What about the long term?
Now that Macerich's stock is coming back down, cooler heads can look at the sector. Mall REITs remain out of favor because their businesses remain under a great deal of pressure. That said, Tanger Factory Outlet Centers (NYSE: SKT), which owns largely outdoor facilities, saw foot traffic over the 2020 holiday season that was roughly 90% of its 2019 traffic despite the pandemic. While indoor centers may not have seen that kind of success because shoppers are afraid of getting sick, the fact that so many were willing to shop in an outdoor environment shows that physical stores aren't going away. People like to go shopping, and that hasn't changed.

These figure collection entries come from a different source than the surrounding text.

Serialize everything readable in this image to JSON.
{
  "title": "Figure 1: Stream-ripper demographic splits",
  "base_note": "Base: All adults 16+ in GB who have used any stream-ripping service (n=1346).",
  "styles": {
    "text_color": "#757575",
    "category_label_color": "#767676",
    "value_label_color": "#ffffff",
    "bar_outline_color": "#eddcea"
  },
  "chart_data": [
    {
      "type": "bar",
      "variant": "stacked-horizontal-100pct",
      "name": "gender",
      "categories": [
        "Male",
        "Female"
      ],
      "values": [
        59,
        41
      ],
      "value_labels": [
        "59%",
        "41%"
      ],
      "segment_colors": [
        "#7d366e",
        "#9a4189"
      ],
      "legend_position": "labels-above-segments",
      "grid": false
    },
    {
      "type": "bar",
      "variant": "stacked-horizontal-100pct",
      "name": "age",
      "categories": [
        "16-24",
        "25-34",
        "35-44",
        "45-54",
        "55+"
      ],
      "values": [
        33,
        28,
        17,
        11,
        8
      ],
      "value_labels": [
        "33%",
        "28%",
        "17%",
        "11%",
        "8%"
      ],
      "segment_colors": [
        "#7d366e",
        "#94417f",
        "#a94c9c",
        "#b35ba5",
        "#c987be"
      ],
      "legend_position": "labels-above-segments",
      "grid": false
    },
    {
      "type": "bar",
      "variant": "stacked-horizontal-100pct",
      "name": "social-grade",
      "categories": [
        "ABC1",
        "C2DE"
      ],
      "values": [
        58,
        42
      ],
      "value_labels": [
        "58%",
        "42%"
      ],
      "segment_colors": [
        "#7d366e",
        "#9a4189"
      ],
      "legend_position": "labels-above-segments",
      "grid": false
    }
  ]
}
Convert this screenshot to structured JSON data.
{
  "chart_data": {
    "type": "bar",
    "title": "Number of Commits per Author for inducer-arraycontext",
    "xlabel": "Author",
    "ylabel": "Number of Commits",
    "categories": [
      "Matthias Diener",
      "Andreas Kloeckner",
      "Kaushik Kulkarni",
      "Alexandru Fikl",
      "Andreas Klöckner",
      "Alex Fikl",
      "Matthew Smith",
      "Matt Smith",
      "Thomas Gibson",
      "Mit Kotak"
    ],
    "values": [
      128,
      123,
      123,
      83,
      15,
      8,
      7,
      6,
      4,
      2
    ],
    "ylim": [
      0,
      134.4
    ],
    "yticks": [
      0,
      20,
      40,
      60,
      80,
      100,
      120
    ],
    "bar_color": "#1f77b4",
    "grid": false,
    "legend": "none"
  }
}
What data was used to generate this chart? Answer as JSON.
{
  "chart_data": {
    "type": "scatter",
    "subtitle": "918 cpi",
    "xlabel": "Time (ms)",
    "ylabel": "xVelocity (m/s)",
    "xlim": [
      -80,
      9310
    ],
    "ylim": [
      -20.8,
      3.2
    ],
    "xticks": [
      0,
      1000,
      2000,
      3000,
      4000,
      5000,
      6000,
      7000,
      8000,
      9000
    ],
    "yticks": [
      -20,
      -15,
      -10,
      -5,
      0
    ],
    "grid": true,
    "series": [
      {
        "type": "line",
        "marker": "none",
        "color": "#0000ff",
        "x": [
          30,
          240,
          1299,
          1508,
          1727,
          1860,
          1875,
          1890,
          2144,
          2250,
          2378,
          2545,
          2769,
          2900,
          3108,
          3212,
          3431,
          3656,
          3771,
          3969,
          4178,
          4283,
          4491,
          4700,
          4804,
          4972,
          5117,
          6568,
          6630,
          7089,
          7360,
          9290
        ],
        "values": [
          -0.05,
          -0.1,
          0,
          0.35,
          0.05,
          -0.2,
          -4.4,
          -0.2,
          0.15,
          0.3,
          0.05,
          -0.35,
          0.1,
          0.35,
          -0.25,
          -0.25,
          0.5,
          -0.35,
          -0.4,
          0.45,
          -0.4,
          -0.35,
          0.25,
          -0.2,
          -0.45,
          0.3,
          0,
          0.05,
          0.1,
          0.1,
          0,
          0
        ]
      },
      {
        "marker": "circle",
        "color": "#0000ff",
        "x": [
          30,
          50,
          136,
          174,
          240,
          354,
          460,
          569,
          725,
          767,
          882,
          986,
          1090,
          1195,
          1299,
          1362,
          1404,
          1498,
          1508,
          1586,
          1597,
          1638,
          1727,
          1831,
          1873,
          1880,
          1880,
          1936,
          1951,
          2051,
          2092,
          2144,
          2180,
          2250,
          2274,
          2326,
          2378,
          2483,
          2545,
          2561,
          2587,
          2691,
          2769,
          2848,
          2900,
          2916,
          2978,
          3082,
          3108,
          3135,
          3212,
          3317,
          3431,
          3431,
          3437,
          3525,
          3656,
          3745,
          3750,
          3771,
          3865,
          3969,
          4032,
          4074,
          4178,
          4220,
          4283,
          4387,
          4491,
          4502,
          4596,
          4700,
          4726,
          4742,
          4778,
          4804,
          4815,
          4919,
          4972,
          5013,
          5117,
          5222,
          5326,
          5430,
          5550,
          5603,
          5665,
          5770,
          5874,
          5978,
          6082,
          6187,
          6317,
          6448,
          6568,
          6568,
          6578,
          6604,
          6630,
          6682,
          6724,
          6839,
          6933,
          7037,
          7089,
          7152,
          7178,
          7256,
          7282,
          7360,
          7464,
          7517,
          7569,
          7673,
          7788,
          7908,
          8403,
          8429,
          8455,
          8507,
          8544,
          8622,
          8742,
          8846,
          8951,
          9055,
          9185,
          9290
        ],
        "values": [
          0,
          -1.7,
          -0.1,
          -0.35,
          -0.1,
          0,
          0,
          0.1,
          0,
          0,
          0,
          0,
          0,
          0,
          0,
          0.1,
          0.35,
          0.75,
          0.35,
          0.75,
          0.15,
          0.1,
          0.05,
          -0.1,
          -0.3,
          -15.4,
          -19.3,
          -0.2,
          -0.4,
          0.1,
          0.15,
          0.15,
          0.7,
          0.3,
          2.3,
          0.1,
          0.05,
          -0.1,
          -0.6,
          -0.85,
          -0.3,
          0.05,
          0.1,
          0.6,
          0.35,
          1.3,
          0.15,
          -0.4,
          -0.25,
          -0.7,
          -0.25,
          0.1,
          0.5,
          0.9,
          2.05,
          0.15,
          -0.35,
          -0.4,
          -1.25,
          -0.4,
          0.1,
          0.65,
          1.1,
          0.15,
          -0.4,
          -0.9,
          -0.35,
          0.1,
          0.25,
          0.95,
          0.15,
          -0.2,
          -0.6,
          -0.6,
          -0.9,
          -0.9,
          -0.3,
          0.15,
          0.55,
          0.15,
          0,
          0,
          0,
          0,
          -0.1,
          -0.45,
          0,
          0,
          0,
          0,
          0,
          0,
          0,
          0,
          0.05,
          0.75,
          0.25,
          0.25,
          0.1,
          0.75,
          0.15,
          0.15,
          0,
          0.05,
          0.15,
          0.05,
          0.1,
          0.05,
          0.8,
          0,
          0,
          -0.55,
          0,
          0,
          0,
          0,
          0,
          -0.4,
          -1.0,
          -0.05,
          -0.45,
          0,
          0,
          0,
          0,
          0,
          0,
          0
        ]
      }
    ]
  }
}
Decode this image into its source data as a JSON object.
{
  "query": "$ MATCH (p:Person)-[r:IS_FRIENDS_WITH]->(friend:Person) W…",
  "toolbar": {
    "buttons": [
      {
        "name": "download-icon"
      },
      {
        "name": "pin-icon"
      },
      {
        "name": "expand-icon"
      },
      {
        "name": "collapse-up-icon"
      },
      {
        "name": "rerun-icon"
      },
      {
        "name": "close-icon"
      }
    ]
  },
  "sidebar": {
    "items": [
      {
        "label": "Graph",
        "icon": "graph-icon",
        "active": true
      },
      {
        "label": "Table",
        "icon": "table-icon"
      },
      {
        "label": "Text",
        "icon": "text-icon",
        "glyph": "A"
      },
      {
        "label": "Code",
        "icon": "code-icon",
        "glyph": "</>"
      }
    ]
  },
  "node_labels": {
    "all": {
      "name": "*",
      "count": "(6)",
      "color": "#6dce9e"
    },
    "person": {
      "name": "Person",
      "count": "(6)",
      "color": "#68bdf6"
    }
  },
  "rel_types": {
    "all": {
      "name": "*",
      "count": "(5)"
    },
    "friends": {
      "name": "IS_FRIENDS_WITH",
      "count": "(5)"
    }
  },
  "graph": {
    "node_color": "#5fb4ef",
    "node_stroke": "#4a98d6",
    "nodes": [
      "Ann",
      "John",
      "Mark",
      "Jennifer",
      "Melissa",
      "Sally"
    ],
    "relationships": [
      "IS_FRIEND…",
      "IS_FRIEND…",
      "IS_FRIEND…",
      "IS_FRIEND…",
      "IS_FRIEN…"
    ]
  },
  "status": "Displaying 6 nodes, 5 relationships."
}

Macerich happens to own well-located and high-quality malls. Its properties are likely to survive the retail shakeout, which is really hitting lesser malls the hardest. In fact, the best malls will probably come out the other side even better positioned because there will be fewer places for people to shop, making the remaining locations that much more attractive. That's something of a reverse network effect, but it's one that supports an investment in Macerich.
The problem here is that Macerich's malls come with Macerich's balance sheet. The REIT's financial debt-to-equity ratio was roughly 5.0 times at the end of the third quarter of 2020. That compares to 2.7 times for Tanger and 1.6 times for industry giant Simon Property Group (NYSE: SPG). (The third quarter of 2020 was the last period for which data was available for each of these companies, which hadn't all reported fourth-quarter results at the time of this writing.) In other words, Macerich is not only facing a difficult turnaround business wise, like all of its peers, but it is also trying to navigate this period with more leverage than some of the other options in the mall REIT space.
Which, perhaps, sheds a little more like on the Ontario Teachers Pension Plan's decision to sell. Even if malls do eventually bounce back, Macerich's debt-heavy balance sheet will make it harder for the REIT to muddle through to the other side. If you're looking at the mall REIT space, that's probably a good thing to keep in mind.
The real takeaway
Buying great companies is a big-picture concept. If you look at Macerich's portfolio it would, indeed, look like a great mall landlord with strong turnaround potential. However, you need to dig in a bit deeper, since its leverage is a self-imposed headwind. Given the industry issues and Macerich's debt, it isn't shocking that a big investor decided to sell while it had a chance. If you are interested in the out-of-favor mall sector, you might want to consider following that lead, in a way, and looking at names with stronger financial positions.